Calmaria total
Atualizado em: 08/08/2012 - 00:00
Se antes do período oficial para o início das eleições o cenário político de Marechal Cândido Rondon era um agito só, de muita expectativa e negociações, depois que a campanha começou, a calmaria é geral.
Um mês se passou desde que foi dada a largada para o pleito 2012, mas até agora pouco se vê o trabalho dos candidatos em busca de votos.

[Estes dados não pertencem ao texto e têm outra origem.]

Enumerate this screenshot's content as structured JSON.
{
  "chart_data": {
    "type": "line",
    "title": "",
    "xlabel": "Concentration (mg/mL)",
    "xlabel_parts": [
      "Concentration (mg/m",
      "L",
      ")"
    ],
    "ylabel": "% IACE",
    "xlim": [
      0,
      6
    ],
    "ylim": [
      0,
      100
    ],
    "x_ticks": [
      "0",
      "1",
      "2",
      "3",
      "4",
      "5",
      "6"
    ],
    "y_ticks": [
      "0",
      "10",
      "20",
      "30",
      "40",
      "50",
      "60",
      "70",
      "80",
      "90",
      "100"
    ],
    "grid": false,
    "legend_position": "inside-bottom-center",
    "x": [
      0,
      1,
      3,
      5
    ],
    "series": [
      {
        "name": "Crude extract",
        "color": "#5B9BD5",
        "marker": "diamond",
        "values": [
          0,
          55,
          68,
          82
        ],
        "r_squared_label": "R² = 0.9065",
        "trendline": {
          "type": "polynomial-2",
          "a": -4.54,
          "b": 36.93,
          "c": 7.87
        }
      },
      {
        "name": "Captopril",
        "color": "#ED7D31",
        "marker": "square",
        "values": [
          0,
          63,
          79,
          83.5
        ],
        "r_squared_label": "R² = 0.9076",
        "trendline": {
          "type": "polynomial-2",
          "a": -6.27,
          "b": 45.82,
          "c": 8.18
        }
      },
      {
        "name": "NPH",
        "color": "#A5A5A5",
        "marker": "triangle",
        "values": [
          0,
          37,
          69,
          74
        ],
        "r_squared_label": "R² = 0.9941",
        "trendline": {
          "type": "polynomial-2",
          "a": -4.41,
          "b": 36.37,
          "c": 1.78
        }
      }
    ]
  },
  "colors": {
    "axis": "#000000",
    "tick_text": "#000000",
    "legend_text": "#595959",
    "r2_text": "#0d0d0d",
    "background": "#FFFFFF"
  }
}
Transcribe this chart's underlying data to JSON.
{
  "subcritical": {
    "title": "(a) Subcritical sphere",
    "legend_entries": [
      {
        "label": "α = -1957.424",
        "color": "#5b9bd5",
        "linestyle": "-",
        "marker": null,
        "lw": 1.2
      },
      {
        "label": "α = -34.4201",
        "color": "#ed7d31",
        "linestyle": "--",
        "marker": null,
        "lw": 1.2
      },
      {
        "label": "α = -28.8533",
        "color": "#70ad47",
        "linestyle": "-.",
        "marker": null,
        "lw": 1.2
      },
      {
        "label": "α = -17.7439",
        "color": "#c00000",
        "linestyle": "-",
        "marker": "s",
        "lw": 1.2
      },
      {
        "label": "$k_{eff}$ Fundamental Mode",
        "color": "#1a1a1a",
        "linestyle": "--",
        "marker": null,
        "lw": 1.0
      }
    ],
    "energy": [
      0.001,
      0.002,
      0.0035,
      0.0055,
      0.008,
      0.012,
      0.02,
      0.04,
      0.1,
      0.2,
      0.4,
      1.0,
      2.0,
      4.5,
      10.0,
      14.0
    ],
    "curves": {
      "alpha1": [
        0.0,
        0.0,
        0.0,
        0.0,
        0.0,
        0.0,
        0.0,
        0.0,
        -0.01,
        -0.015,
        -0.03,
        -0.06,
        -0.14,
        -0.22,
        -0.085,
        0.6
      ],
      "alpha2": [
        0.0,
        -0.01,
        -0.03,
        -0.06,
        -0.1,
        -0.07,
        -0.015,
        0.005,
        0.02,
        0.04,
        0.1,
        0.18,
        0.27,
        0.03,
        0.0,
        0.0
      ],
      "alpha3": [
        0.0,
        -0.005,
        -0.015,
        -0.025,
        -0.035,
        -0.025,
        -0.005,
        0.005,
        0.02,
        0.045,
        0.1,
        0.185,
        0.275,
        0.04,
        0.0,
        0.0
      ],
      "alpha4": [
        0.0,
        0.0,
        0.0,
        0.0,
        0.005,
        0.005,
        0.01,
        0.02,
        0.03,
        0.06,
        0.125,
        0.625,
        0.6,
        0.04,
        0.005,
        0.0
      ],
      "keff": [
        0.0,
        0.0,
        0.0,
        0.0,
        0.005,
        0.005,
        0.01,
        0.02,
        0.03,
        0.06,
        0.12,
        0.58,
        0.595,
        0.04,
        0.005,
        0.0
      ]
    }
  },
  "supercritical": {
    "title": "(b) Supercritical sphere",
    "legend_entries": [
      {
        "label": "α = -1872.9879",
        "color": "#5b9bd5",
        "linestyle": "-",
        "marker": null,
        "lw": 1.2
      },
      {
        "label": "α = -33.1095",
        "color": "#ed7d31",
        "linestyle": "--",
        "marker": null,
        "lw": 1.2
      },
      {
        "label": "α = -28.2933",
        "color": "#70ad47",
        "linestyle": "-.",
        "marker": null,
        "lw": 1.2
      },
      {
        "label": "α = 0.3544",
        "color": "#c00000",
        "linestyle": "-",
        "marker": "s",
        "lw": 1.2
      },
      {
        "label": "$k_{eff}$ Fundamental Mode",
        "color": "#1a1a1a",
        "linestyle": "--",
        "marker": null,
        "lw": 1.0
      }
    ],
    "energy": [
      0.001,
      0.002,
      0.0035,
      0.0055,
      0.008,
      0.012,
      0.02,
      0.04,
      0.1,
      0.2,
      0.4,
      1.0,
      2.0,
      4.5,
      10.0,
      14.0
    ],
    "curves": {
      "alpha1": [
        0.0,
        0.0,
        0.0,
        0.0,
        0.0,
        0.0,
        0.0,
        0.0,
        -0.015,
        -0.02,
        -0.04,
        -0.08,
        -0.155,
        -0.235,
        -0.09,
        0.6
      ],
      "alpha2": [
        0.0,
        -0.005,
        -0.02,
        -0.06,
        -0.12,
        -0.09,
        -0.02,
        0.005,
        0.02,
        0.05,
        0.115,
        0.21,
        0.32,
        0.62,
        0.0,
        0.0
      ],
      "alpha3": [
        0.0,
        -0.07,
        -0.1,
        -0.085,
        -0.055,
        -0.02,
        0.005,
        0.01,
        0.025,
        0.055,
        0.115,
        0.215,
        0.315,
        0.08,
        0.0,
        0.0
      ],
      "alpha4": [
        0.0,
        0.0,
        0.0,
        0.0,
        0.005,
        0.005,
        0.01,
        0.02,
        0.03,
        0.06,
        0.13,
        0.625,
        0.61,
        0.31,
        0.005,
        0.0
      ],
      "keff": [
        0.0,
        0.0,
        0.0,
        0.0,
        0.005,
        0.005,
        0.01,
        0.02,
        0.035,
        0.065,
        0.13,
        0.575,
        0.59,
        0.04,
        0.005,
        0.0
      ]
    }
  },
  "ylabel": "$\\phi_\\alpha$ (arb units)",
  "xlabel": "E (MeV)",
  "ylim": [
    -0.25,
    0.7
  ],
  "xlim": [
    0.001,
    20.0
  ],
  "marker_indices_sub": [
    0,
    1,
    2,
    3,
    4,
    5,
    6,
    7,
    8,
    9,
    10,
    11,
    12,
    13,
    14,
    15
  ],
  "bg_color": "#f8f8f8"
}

O clima está morno, quase frio. Tudo segue muito discreto, em comparação a outros municípios, onde a campanha está “pegando fogo” faz tempo.
Não temos visto manifestações expressivas dos grupos políticos. Também, pouco se vê placas, cartazes ou faixas de candidatos; a distribuição de santinhos e a publicação deles em veículos de comunicação impressos são praticamente inexistentes até aqui. As reuniões eleitorais ainda caminham a passos lentos e o contato direto com o eleitor, o famoso corpo a corpo, olho no olho, é muito tímido.
Esta tranquilidade dá uma nova cara às eleições, até então sempre muito disputadas desde o seu começo. Os eleitores rondonenses, que esperavam grandes embates logo de cara, vão ter que continuar na expectativa para o desenrolar da campanha. Certamente ela não permanecerá “light” dessa forma até outubro. Imagina-se que com o início da propaganda eleitoral no rádio, no próximo dia 21, o clima comece a aquecer.
É praxe os grupos de oposição aproveitarem os programas de rádio para “cutucarem” os adversários políticos e atacarem as fragilidades do governo de situação. Essa será a tendência. Já o grupo situacionista, que busca a reeleição, deve atuar na defensiva, como tem feito até aqui.
Os eleitores esperam que a campanha “pegue fogo” em breve, até porque, com este cenário de calmaria, passa-se a impressão de que não há um planejamento para o futuro de Marechal Cândido Rondon. As pessoas não sabem o que pensam e o que projetam os candidatos para o município.
Claro que o “pegar fogo” que a população espera refere-se ao embate de ideias, à discussão e à apresentação de propostas. Afinal, é a partir disso que muitos eleitores decidem em quem votar. É a partir disso que podem avaliar quem são as pessoas que realmente saem da zona de conforto e apresentam sugestões interessantes, criativas, empreendedoras e ousadas. É a partir disso que podem definir seus escolhidos para governarem o município nos próximos anos.
Os ataques e contra-ataques ofensivos, pejorativos e desqualificados podem ser deixados de lado, até porque, ninguém gosta de baixaria. Isso não é interessante nem para as coligações, nem para o povo.
Esperamos que os candidatos e suas equipes ouçam o que as comunidades, seja da sede ou do interior, tenham a dizer e que essas vozes tenham força na elaboração de seus planos de governo. O desenvolvimento de um município não pode ser traçado somente a partir do que seus governantes ou futuros governantes acham e acreditam ser necessário. O povo, que é o seu eleitor, precisa ter participação nesse processo.
Um desejo coletivo tem cara de ser muito mais necessário do que um desejo solitário, muitas vezes utópico. A realidade dos cidadãos, que são a mola-mestra de um município, precisa ser considerada, sempre, jamais ignorada.